By way of comparison, let me briefly note the new book by Philip Terman, “Rabbis of the Air,” which also reflects this stance. As the title implies, many of Terman’s poems derive their language and context from Judaism. But the poem that gives the volume its name identifies bees, woodpeckers and robins as the poet’s rabbis, and elsewhere Terman issues a rejoinder to Yehuda Ha-Levi, arguing that ancestors are more important than the Temple. In other words, the poet as teacher teaches from a place of contentious dialogue with a tradition, not from within that tradition. Unlike that of a traditional rabbi, a poet’s teaching comes as much from separateness as from union, as much from disjuncture as from continuity.

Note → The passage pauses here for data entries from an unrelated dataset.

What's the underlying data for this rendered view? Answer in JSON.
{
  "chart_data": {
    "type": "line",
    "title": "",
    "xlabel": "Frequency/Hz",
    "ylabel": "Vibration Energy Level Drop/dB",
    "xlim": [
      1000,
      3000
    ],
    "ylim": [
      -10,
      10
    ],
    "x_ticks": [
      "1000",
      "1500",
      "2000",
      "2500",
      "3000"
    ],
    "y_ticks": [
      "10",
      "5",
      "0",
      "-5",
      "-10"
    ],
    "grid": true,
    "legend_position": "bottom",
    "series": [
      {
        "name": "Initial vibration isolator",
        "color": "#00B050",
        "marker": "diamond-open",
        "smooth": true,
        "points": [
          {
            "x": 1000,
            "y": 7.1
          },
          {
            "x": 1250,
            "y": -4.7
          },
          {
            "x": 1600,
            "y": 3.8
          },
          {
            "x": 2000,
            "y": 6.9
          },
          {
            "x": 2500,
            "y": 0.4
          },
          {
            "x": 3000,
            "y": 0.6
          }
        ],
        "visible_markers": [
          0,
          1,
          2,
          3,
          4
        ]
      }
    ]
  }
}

Terman, like Kamenetz and Ostriker, locates himself within a consummately Jewish world, yet does so in order to redefine it, or rather, to define himself in frequent opposition to it. Confusingly, Terman often uses the first-person plural (for example, “And thus we bury each other” from “Rabbis of the Air,” or “Impossible to take them seriously, these fathers of ours,” in “My Kafka”), which this reader finds distracting, even presumptuous, as the rather solemn “we” of the poet’s voice often invites me to question whether its pronouncements really apply to me. Ironically, this “we” is a cliché often found in nonpoetic spiritual writers who seek to include their readers in some imagined shared experience; what I find more powerful in Terman’s work is its individuality, as in the first poem from “Rabbis of the Air,” titled “As My Daughter Climbs the Apple Tree, I Think of the Ancient Sephardic Poet Jehuda Halevi.”

To choose to be a Jewish poet, defined not by birth but by subject matter and personality, is necessarily to render one’s experience in terms of symbol and myth. One becomes as if infected by Jewish language. This is a perilous undertaking, as a poet’s task is necessarily to see things in a new way, while the Jewish words pull toward the old, as well toward the cliché. (Terman’s work deflates with irony the grandiosity that is a danger in such enterprises; other poets are not so careful.) To read the Bible in a poetic way, or to read dreams in a religious-poetic way, invites the charge that one is doing nothing new or, worse yet, hiding the new in the clothing of the old, as fundamentalists do all the time.

Yet if navigating the road of old and new, within and without, is the path of the Jewish poet, then all of us are invited to tread it. And these guides can show the ways.